ゲツガは扉に手を掛ける。そしてに手を触れる。すると扉から小さな電子音が響き解除された。ゆっくりと開く。そして、入ると人一人が通れる短い廊下に出た。そのおくには、更に扉がある。ゲツガは走って扉の取っ手を掴んで扉を勢いよく開けた。そこは、少し大きめの部屋でアンティーク系の家具が少々置かれている。そしてベットの上には体を丸めて座っている一人の少女がいた。
「ユ……キ……」
ゲツガはその少女の名前を呼ぼうとしたが声があまり出なかった。しかし、少女にはその声が届いたようで顔を上げた。

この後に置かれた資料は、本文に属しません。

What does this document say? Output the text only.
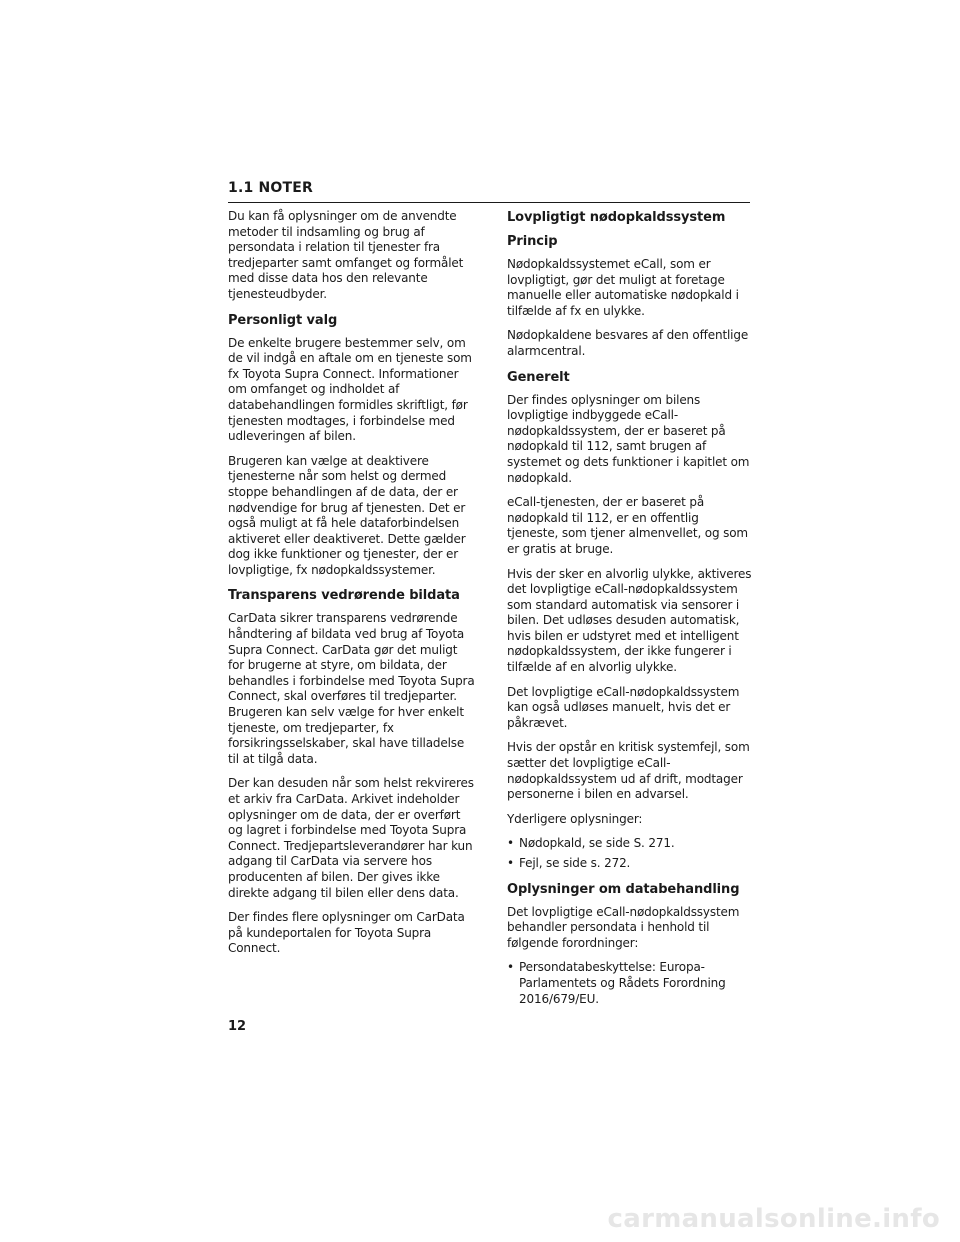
1.1 NOTER

Du kan få oplysninger om de anvendte metoder til indsamling og brug af persondata i relation til tjenester fra tredjeparter samt omfanget og formålet med disse data hos den relevante tjenesteudbyder.

Personligt valg

De enkelte brugere bestemmer selv, om de vil indgå en aftale om en tjeneste som fx Toyota Supra Connect. Informationer om omfanget og indholdet af databehandlingen formidles skriftligt, før tjenesten modtages, i forbindelse med udleveringen af bilen.

Brugeren kan vælge at deaktivere tjenesterne når som helst og dermed stoppe behandlingen af de data, der er nødvendige for brug af tjenesten. Det er også muligt at få hele dataforbindelsen aktiveret eller deaktiveret. Dette gælder dog ikke funktioner og tjenester, der er lovpligtige, fx nødopkaldssystemer.

Transparens vedrørende bildata

CarData sikrer transparens vedrørende håndtering af bildata ved brug af Toyota Supra Connect. CarData gør det muligt for brugerne at styre, om bildata, der behandles i forbindelse med Toyota Supra Connect, skal overføres til tredjeparter. Brugeren kan selv vælge for hver enkelt tjeneste, om tredjeparter, fx forsikringsselskaber, skal have tilladelse til at tilgå data.

Der kan desuden når som helst rekvireres et arkiv fra CarData. Arkivet indeholder oplysninger om de data, der er overført og lagret i forbindelse med Toyota Supra Connect. Tredjepartsleverandører har kun adgang til CarData via servere hos producenten af bilen. Der gives ikke direkte adgang til bilen eller dens data.

Der findes flere oplysninger om CarData på kundeportalen for Toyota Supra Connect.

Lovpligtigt nødopkaldssystem
Princip

Nødopkaldssystemet eCall, som er lovpligtigt, gør det muligt at foretage manuelle eller automatiske nødopkald i tilfælde af fx en ulykke.

Nødopkaldene besvares af den offentlige alarmcentral.

Generelt

Der findes oplysninger om bilens lovpligtige indbyggede eCall-nødopkaldssystem, der er baseret på nødopkald til 112, samt brugen af systemet og dets funktioner i kapitlet om nødopkald.

eCall-tjenesten, der er baseret på nødopkald til 112, er en offentlig tjeneste, som tjener almenvellet, og som er gratis at bruge.

Hvis der sker en alvorlig ulykke, aktiveres det lovpligtige eCall-nødopkaldssystem som standard automatisk via sensorer i bilen. Det udløses desuden automatisk, hvis bilen er udstyret med et intelligent nødopkaldssystem, der ikke fungerer i tilfælde af en alvorlig ulykke.

Det lovpligtige eCall-nødopkaldssystem kan også udløses manuelt, hvis det er påkrævet.

Hvis der opstår en kritisk systemfejl, som sætter det lovpligtige eCall-nødopkaldssystem ud af drift, modtager personerne i bilen en advarsel.

Yderligere oplysninger:

• Nødopkald, se side S. 271.
• Fejl, se side s. 272.
Oplysninger om databehandling

Det lovpligtige eCall-nødopkaldssystem behandler persondata i henhold til følgende forordninger:

• Persondatabeskyttelse: Europa-Parlamentets og Rådets Forordning 2016/679/EU.
12
carmanualsonline.info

そこに居たのは、ゲツガの最愛なるユキであった。
「ゲツ……ガ……君……。本当に……ゲツガ君なの?」
「格好は全然違うけど、俺だ。ゲツガだ……」
ユキはベットから足を下ろすとゆっくりと近づいてくる。ゲツガもユキのほうに近づく。そして手の届く距離まで近づいたゲツガは、ユキを抱きしめた。
「ユキ……ゴメンな……来るのが遅くなって……」
「遅すぎるよ……私、待ちくたびれちゃったよ……ゲツガ君」
そして互いの温もりを確かめ合うように強く抱きしめた。
ようやく、ようやく逢えた。
ゲツガはそう思うと不思議と涙腺が緩んだのか涙を流し始める。